Каждый день приносил новые знакомства, Прокофьев входил в круг Больма, Дягилева, крупнейших композиторов, дирижёров и издателей Америки: появляются Капабланка, Артур Рубинштейн, Ларионов. Музыкальный авторитет Прокофьева растёт с каждым днём, молодого композитора всюду приглашают, его общества ищут, он преисполнен самых радужных надежд. В это же время он пишет: «Что делается в Петрограде – ужас. Лучше не думать – не поможешь». Эти горестные чувства были знакомы многим великим русским людям, покинувшим свою страну после Октябрьской революции. Прокофьев, вросший корнями в российские города и веси, познавший, как и они, успех в России, горячее признание своих поисков в искусстве, своего композиторского, пианистического и дирижёрского дара, в первые годы жизни в Америке не отдавался тоске по утраченному.
В ноябре 1918 года в Нью-Йорке он говорил: «Но моё творчество ведь вне времени и пространства».
Это мироощущение делало его счастливее других изгнанников; осознание силы своего гения вне зависимости от ужасов происходящего на родине сравнительно легко выносило его на самый высокий уровень творческих исканий; отгородившись, он дышал свободно, перед ним расстилался весь мир, и он завоёвывал его энергично, с удовольствием, с восторгом. Однако внимательный читатель «Дневника» чуть ли не в каждой записи почувствует присутствие России. Там друзья Борис Верин, Асафьев, Сувчинский, Мясковский, десятки других. «Одна надежда, – пишет Прокофьев 21 октября 1919 года, – что их, близких к искусству, хранит рука Луначарского. Неизвестно также, какая судьба постигла мою квартиру на 1-й Роте. Перед моим отъездом Сувчинский послал верного человека, своего управляющего. Домашний скарб мне абсолютно не жалко и даже премированный рояль не очень жаль. Но в письменном столе остались письма за несколько лет и толстая тетрадка дневника – один из последних годов, не помню какой. Вот эту тетрадку мне было бы очень жалко потерять»[66]
Прокофьеву приходилось переживать в Америке и разочарования.
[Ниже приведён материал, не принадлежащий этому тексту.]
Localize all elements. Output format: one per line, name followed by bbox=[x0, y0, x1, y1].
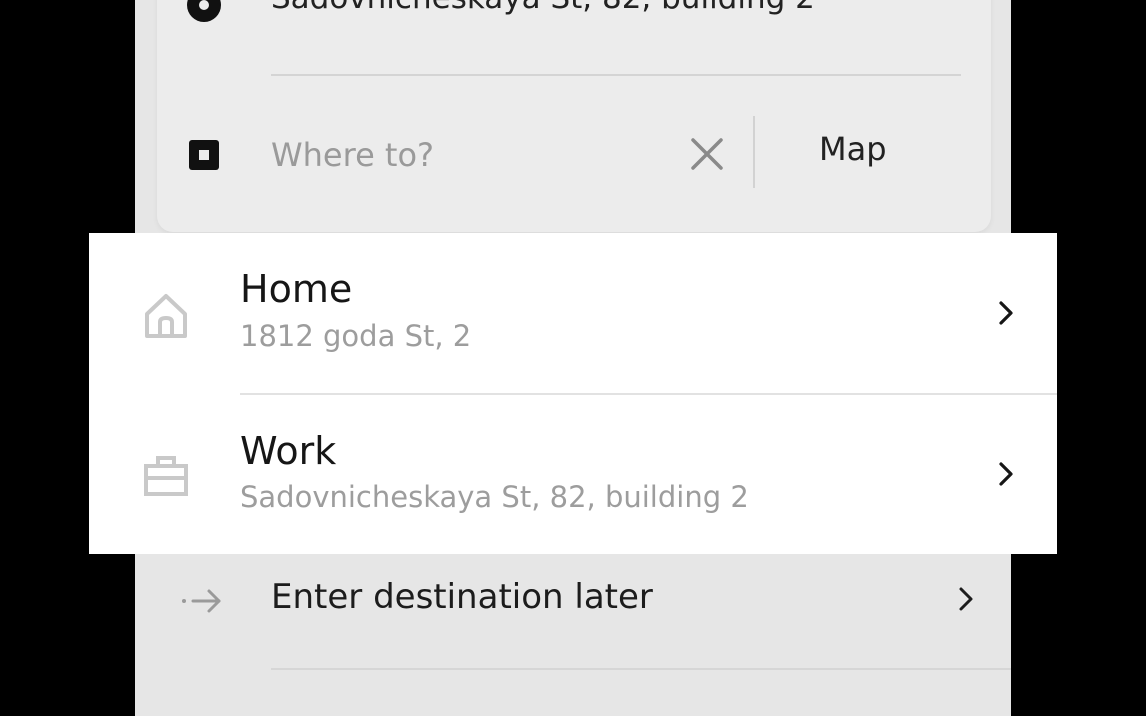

Это касалось всевозможных отсрочек постановки оперы «Любовь к трём апельсинам», и многого другого, о чём Прокофьев пишет в своей «итоговой» записи от 5 января 1919 года:
«Оглянувшись на результат моей четырёхмесячной американской деятельности, с её концертами, успехами, длинными критиками, я неожиданно в итоге нашёл большой круглый ноль: опера висит в воздухе, Адамс бездействует и концертных приглашений нет. Стоило ехать в Америку!
В сущности, конечно, стоило, ибо ужасные разбои в России, голод в Петрограде, озлобленная чернь и полная бесперспективность для композитора и пианиста – в тысячу раз хуже здешних маленьких неудач.»
Уже в этих словах слышится намёк на возможность возвратиться, как только в России можно будет работать, – в России было бы хорошо, если бы не… Главное – иметь условия для творчества, пугает «полная бесперспективность для композитора и пианиста».
В Париже, куда Прокофьев переехал из Америки, мгновенно, с первых же встреч возникало творческое общение с приезжавшими из России крупнейшими художниками, их свежий взгляд покорял его, – я уже писала об этом: наметившееся сотрудничество с Мейерхольдом в постановке опер, родившееся в Америке желание писать музыку для кино, осуществившееся в знаменитых фильмах Эйзенштейна, замыслы писать музыку для Камерного театра Таирова, и ощущение полной понятности, понятости.
И тут выступает вершителем судьбы 1927 год в России, с его успехом, превзошедшим овации Европы и Америки. Его там понимают, он там нужен. «Какого чёрта я здесь делаю»… Складывается впечатление, что именно этот год стал последним и важнейшим толчком для принятия решения вернуться на родину, – настоящий триумф гениального композитора, понятого и принятого дома
. Что вообще редко, а в России, как известно, особенно.